Baltimore o mało nie stracił kontroli nad swoim ferrari.
– Trzymaj się od tego z daleka, Bruce. Istnieją pewne granice, nawet w twoim przypadku.
– To jakiś bardzo zamknięty klub, tak?
– Nie wiem.
– Nie znoszę, jak ktoś mnie wkręca, kolego. Wyglądam na sympatycznego, ale to tylko pozory. Jeśli się zdenerwuję, oberwiesz.
– Nie rób sobie jaj, Bruce.
– Przykro mi, to moja specjalność.
– Zapomnij o Sfinksie.
– Mam słoniową pamięć.
– Połamiesz sobie na tym zęby!
– Jestem żarłoczny jak ogr, połykam w całości. Dawaj wszystko, co wiesz.

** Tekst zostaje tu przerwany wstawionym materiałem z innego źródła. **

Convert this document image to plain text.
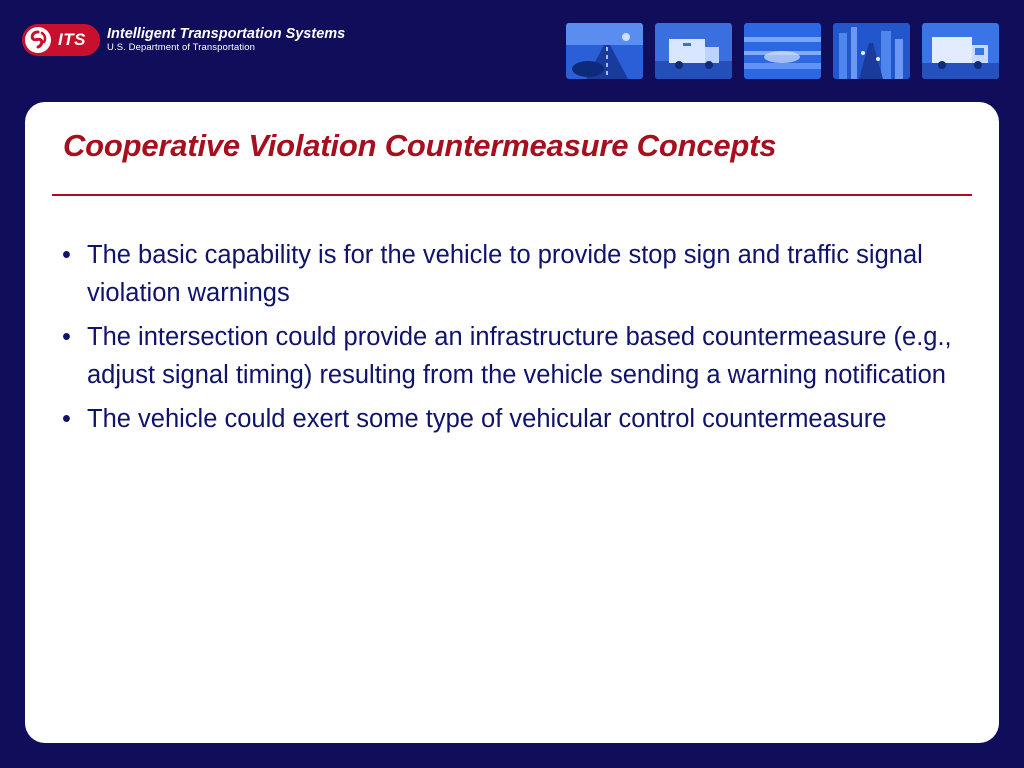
ITS Intelligent Transportation Systems
U.S. Department of Transportation
Cooperative Violation Countermeasure Concepts
• The basic capability is for the vehicle to provide stop sign and traffic signal violation warnings
• The intersection could provide an infrastructure based countermeasure (e.g., adjust signal timing) resulting from the vehicle sending a warning notification
• The vehicle could exert some type of vehicular control countermeasure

– Nic nie wiem. Nic a nic.
– Chłopie, masz dobre życie, stan twojego konta z dnia na dzień się powiększa i jesteś jednym z moich najlepszych informatorów. Zamierzasz to wszystko spieprzyć czy będziesz współpracował?
Baltimore wyczuł irytację pasażera. Ataki furii Bruce’a były jak erupcja Etny.
– Wprowadź mnie w to, Baltimore. Natychmiast.
– Dlaczego się tak upierasz?
– Ciekawość. Taki mam nałóg.
– Nie powinieneś…
– Nie musisz dbać o mój komfort. Daj mi kontakt.